Kabotaj kanunu aslında “egemenlik” kavramının denizler üzerinde vücut bulmuş halidir. Bu süreç 24 Temmuz 1923’te Lozan’da kapitülasyonların kaldırılması ile başlamış, 1 Temmuz 1926’da Kabotaj Kanununun yürürlüğe girmesi ile de başka bir noktaya, denizlerimiz üzerinde egemenliğimizin tamamı ile tesis edilmesi noktasına evrilmiştir. Kabotaj kanununu, Lozan’da alınan kararların devamı ve de Mavi Vatan” kavramının oluşması sürecinde yeni Türk devletinin attığı ilk adım olarak da kabul edebiliriz.

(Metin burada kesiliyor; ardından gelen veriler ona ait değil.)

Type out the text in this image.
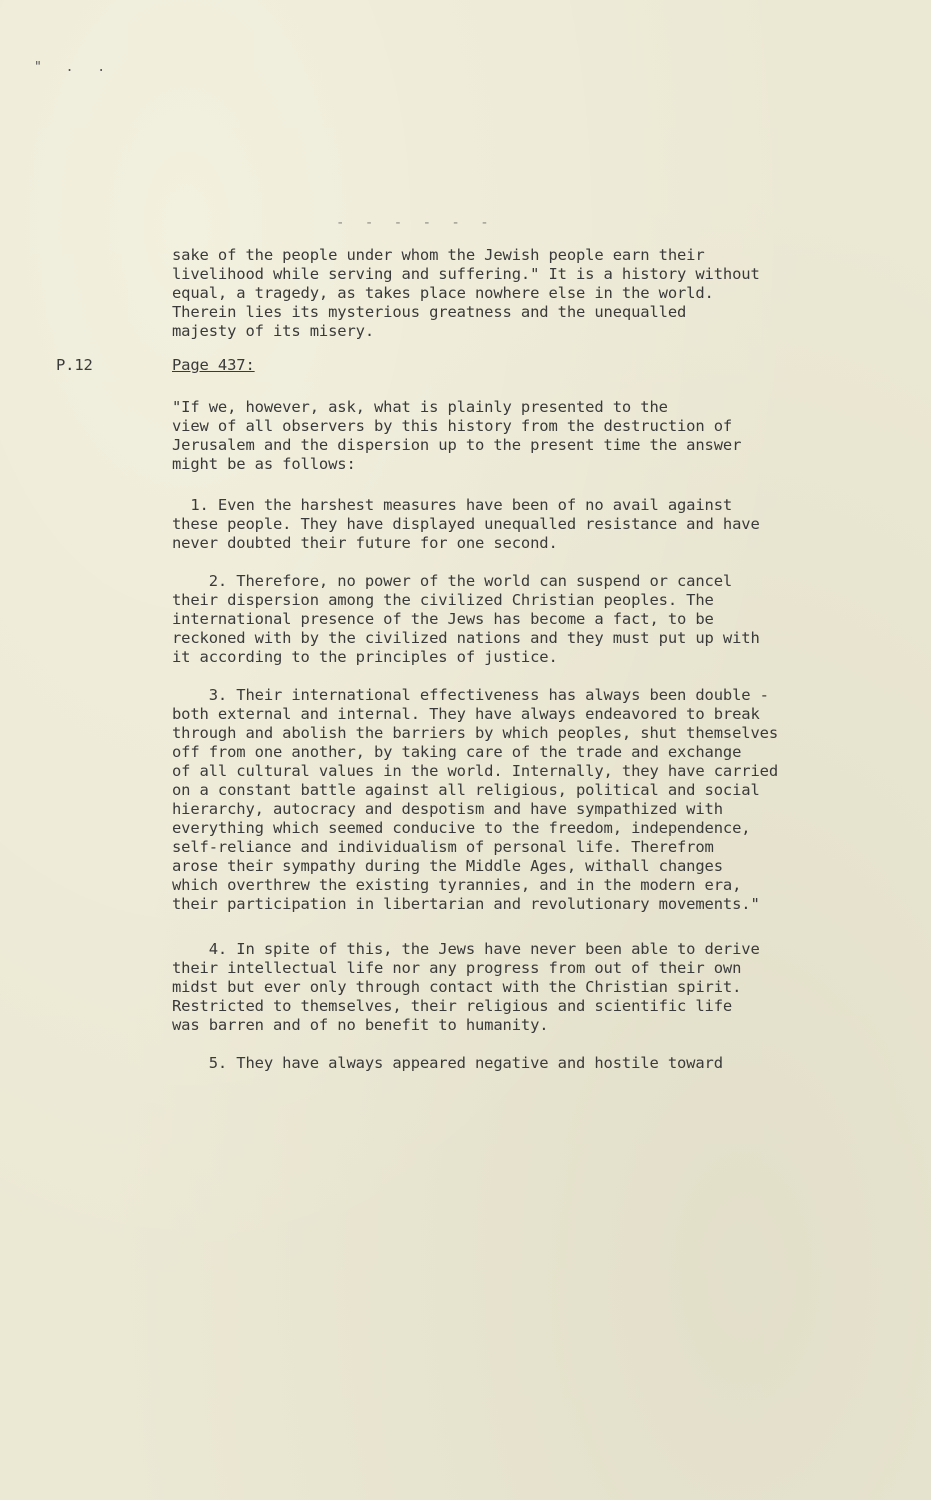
" . .
- - - - - -
sake of the people under whom the Jewish people earn their
livelihood while serving and suffering." It is a history without
equal, a tragedy, as takes place nowhere else in the world.
Therein lies its mysterious greatness and the unequalled
majesty of its misery.
P.12	Page 437:
"If we, however, ask, what is plainly presented to the
view of all observers by this history from the destruction of
Jerusalem and the dispersion up to the present time the answer
might be as follows:
1. Even the harshest measures have been of no avail against
these people. They have displayed unequalled resistance and have
never doubted their future for one second.
2. Therefore, no power of the world can suspend or cancel
their dispersion among the civilized Christian peoples. The
international presence of the Jews has become a fact, to be
reckoned with by the civilized nations and they must put up with
it according to the principles of justice.
3. Their international effectiveness has always been double -
both external and internal. They have always endeavored to break
through and abolish the barriers by which peoples, shut themselves
off from one another, by taking care of the trade and exchange
of all cultural values in the world. Internally, they have carried
on a constant battle against all religious, political and social
hierarchy, autocracy and despotism and have sympathized with
everything which seemed conducive to the freedom, independence,
self-reliance and individualism of personal life. Therefrom
arose their sympathy during the Middle Ages, withall changes
which overthrew the existing tyrannies, and in the modern era,
their participation in libertarian and revolutionary movements."
4. In spite of this, the Jews have never been able to derive
their intellectual life nor any progress from out of their own
midst but ever only through contact with the Christian spirit.
Restricted to themselves, their religious and scientific life
was barren and of no benefit to humanity.
5. They have always appeared negative and hostile toward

Bu kanun ile akarsularda, göllerde, Marmara denizi ile boğazlarda, bütün kara sularında ve bunlar içinde kalan körfez, liman, koy ve benzeri yerlerde, makine, yelken ve kürekle hareket eden araçları bulundurma; bunlarla mal ve yolcu taşıma hakkı Türk vatandaşlarına verilmiştir. Limanlarımız arasında yük ve yolcu taşıyan tüm gemilerin kendi bayrağını taşıyan ve kendi vatandaşları ile donatılan gemiler olmasına ve yer hizmetleri ile limanlarda da tamamen kendi vatandaşlarımızın çalışabileceğine hükmedilmesi tarihi bir adımdır.
Ayrıca dalgıçlık, kılavuzluk, kaptanlık, çarkçılık, tayfalık ve benzeri mesleklerin Türk yurttaşlarınca yerine getirilebileceği de kanun kapsamında belirtilmiştir. Yabancı gemilerin ise sadece Türk limanları ile yabancı limanlar arasında yük ve yolcu taşıyabilmesine izin verilmiştir.